The Mathematical Representation of Boyle's Law

Using Boyle's Law in calculations, we typically work with the equation $PV=k$, where $P$ stands for pressure, $V$ denotes volume, and $k$ is a constant value specific to the amount of gas. If we have two sets of pressure and volume conditions - $P_1$ and $V_1$, and $P_2$ and $V_2$ - they can be related as $P_1{V}_1=P_2{V}_2$.

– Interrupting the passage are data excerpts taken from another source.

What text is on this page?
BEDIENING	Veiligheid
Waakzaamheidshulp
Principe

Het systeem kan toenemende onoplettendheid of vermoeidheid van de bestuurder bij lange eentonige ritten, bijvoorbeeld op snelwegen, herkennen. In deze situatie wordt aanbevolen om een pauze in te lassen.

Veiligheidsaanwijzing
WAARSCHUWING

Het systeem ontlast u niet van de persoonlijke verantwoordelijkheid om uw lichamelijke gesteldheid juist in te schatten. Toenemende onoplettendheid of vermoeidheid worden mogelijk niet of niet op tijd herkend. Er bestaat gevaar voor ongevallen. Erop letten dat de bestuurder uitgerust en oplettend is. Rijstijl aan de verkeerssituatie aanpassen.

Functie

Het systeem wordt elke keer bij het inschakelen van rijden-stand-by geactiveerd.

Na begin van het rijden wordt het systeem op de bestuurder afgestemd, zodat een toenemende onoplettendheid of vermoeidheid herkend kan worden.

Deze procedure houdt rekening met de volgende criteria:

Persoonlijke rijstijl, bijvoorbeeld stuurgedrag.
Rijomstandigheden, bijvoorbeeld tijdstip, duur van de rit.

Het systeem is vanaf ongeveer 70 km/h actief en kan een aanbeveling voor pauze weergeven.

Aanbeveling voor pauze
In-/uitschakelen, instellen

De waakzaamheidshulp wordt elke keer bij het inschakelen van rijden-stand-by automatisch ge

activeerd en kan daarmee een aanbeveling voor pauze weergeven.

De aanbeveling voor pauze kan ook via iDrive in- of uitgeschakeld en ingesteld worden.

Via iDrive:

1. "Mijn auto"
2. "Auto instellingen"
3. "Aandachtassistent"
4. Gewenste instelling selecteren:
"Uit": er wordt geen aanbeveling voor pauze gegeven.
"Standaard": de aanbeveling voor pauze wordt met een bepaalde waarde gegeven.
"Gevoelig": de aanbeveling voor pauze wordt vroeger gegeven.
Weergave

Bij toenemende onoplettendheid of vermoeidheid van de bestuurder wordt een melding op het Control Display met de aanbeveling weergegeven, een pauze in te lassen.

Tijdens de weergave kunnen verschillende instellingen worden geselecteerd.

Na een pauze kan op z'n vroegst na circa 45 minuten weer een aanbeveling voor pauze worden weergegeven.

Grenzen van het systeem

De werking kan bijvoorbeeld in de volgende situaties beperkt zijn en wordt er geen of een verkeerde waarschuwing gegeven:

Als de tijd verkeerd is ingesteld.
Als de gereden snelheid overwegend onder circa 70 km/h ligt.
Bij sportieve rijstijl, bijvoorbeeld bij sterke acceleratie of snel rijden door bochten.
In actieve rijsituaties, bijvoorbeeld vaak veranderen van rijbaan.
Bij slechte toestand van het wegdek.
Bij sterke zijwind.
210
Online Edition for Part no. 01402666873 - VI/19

To put this into practice, suppose a gas displays a pressure of 752 torr in a 4.38 L container. If the pressure is increased to 1.88 atm, while maintaining the same temperature, we can find the new volume $V_2$. However, consistency in units is crucial in calculations. In this case, we must convert 752 torr to atm before applying the formula. Once this is completed, $V_2$ is found using simple algebra. Through such exercises, the inverse relationship of pressure and volume in Boyle's Law becomes apparent.

Charles's Law

Expanding our understanding of gas behaviors, Charles's Law provides insight into how gas volume is affected by temperature changes, maintaining constant pressure. Charles's Law states the volume of a given amount of gas is directly proportional to its absolute temperature, which must be measured in Kelvin.

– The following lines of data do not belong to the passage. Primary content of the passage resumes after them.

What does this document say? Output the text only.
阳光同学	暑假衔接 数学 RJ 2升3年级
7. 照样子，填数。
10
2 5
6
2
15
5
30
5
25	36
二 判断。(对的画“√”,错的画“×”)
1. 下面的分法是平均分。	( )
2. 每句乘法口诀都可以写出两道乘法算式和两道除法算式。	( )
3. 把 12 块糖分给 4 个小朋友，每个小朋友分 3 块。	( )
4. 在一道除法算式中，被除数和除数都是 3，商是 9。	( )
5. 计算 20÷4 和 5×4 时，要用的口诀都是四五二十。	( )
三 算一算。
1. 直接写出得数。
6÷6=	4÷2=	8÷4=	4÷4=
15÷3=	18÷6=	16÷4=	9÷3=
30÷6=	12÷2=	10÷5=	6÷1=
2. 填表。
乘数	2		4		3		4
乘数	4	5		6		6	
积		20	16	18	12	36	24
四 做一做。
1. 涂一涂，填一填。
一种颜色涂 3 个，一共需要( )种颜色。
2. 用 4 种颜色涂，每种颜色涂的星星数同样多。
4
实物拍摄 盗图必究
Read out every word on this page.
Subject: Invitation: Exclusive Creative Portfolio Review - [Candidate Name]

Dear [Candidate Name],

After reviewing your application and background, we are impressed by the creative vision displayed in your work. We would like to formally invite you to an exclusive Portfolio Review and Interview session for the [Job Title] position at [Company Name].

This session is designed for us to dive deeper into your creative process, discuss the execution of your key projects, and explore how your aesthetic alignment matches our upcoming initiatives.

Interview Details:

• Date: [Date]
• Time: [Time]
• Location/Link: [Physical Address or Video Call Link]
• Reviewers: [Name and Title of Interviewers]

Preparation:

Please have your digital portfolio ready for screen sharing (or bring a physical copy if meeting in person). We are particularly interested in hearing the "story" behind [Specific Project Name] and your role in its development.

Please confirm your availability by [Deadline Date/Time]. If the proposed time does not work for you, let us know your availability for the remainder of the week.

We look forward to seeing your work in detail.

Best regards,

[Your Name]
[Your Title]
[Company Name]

Application of Charles's Law

When using Charles's Law in calculations, the formula $\frac{V}{T}=k$, represents the direct relationship between volume $V$ and absolute temperature $T$, with $k$ being a constant. If the temperature of a gas initially at 294.15 K is increased to 448.15 K, while the pressure remains constant, we can solve for the new volume $V_2$ using this law. The calculation requires an understanding of how to convert Celsius to Kelvin and the ability to rearrange the equation for the desired variable. By employing Charles's Law, we observe how an increase in temperature (while keeping pressure static) leads to a proportional increase in gas volume.

Gas Law Calculations

In chemistry, the mastery of gas law calculations is essential to explain and predict the behavior of gases under various conditions. Gas laws like Boyle's Law and Charles's Law form the basis of these calculations, but understanding them in isolation is not enough. A comprehensive approach often involves combining these laws to solve for various variables such as pressure, volume, and temperature in different scenarios. For instance, when carrying out calculations, it is vital to ensure consistency in units to achieve accurate results.

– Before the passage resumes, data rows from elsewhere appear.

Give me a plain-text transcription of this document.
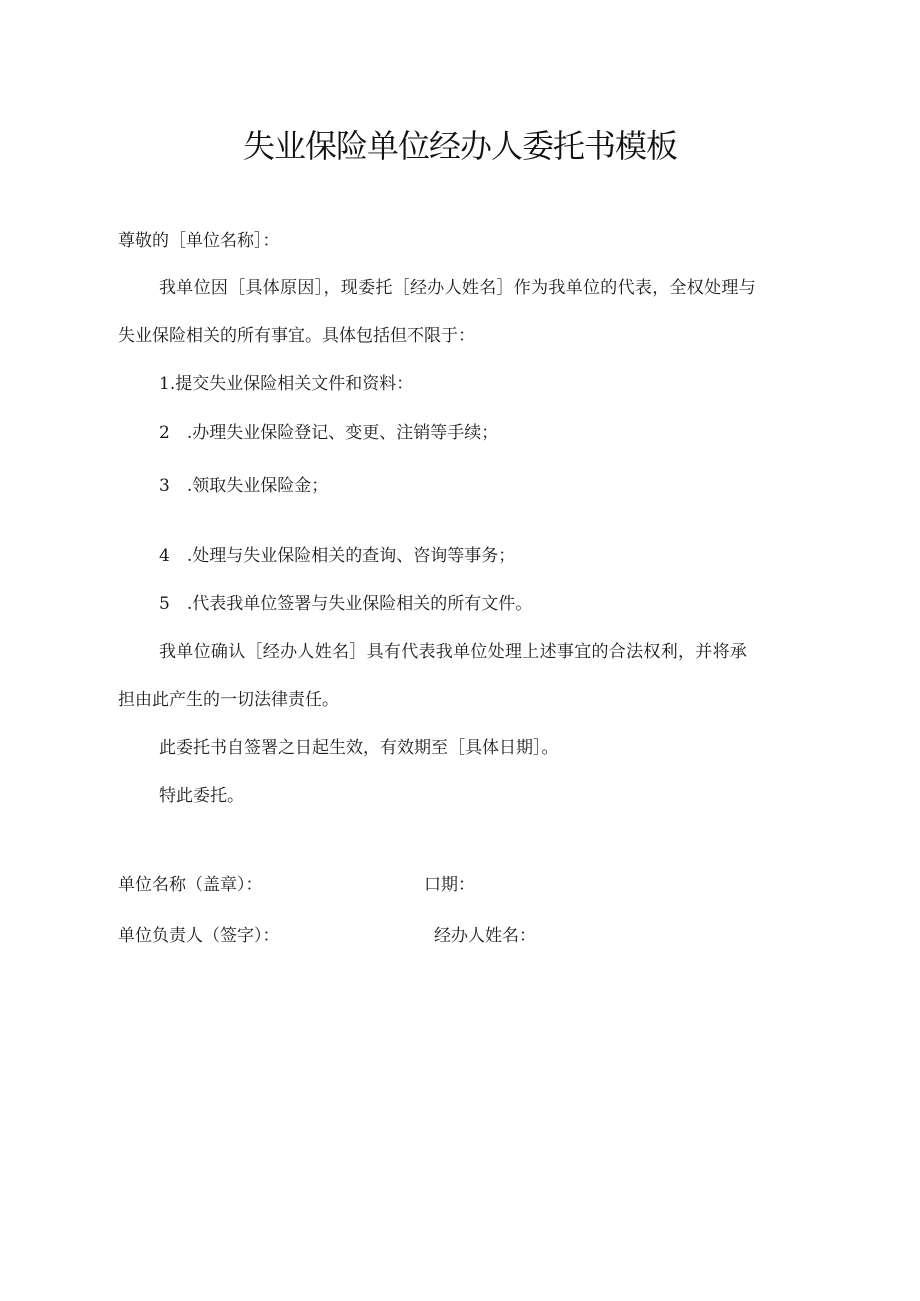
失业保险单位经办人委托书模板
尊敬的［单位名称］：
我单位因［具体原因］，现委托［经办人姓名］作为我单位的代表，全权处理与
失业保险相关的所有事宜。具体包括但不限于：
1.提交失业保险相关文件和资料：
2　.办理失业保险登记、变更、注销等手续；
3　.领取失业保险金；
4　.处理与失业保险相关的查询、咨询等事务；
5　.代表我单位签署与失业保险相关的所有文件。
我单位确认［经办人姓名］具有代表我单位处理上述事宜的合法权利，并将承
担由此产生的一切法律责任。
此委托书自签署之日起生效，有效期至［具体日期］。
特此委托。
单位名称（盖章）：	口期：
单位负责人（签字）：	经办人姓名：
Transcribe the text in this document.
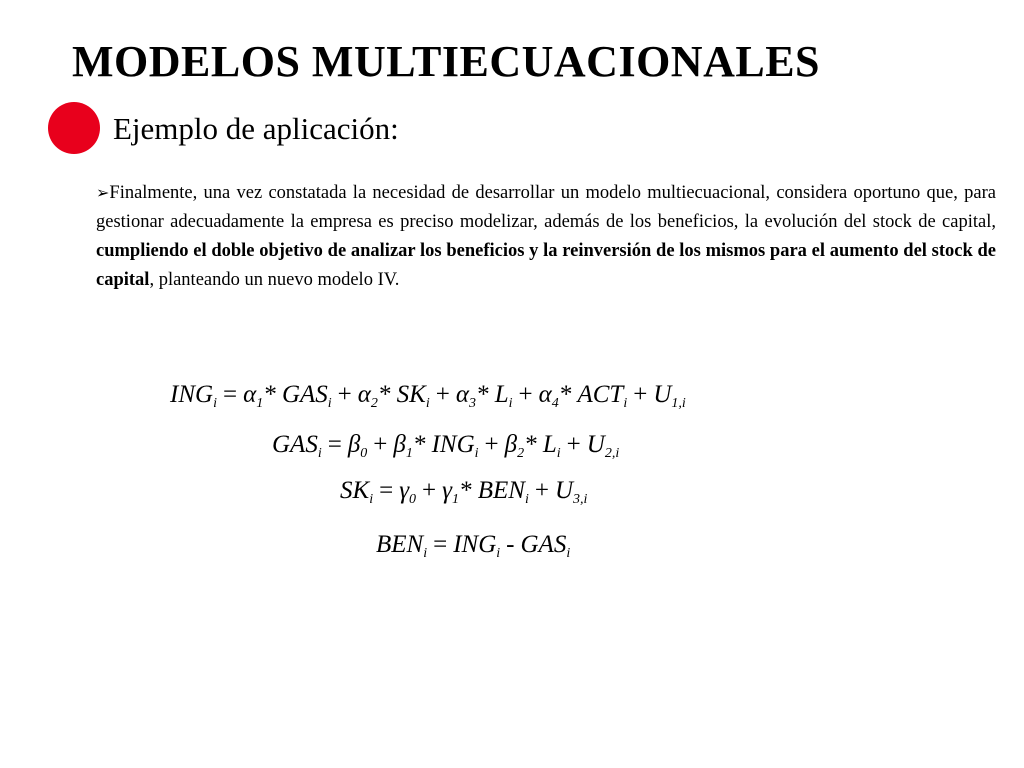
MODELOS MULTIECUACIONALES
Ejemplo de aplicación:

➢Finalmente, una vez constatada la necesidad de desarrollar un modelo multiecuacional, considera oportuno que, para gestionar adecuadamente la empresa es preciso modelizar, además de los beneficios, la evolución del stock de capital, cumpliendo el doble objetivo de analizar los beneficios y la reinversión de los mismos para el aumento del stock de capital, planteando un nuevo modelo IV.

$ING_i = \alpha_1*$ $GAS_i + \alpha_2*$ $SK_i + \alpha_3*$ $L_i + \alpha_4*$ $ACT_i + U_{1,i}$
$GAS_i = \beta_0 + \beta_1*$ $ING_i + \beta_2*$ $L_i + U_{2,i}$
$SK_i = \gamma_0 + \gamma_1*$ $BEN_i + U_{3,i}$
$BEN_i = ING_i - GAS_i$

To carry out effective gas law calculations:

• Identify the law applicable to the situation (Boyle's for constant temperature or Charles's for constant pressure).
• Ensure all measurements are in the correct units, such as Kelvin for temperature and atmospheres for pressure.
• Rearrange the formulas to solve for the unknown variable.
• Understand the relationships between the variables (direct or inverse proportionality).

By following such organized steps, students can approach complex problems systematically and obtain reliable outcomes.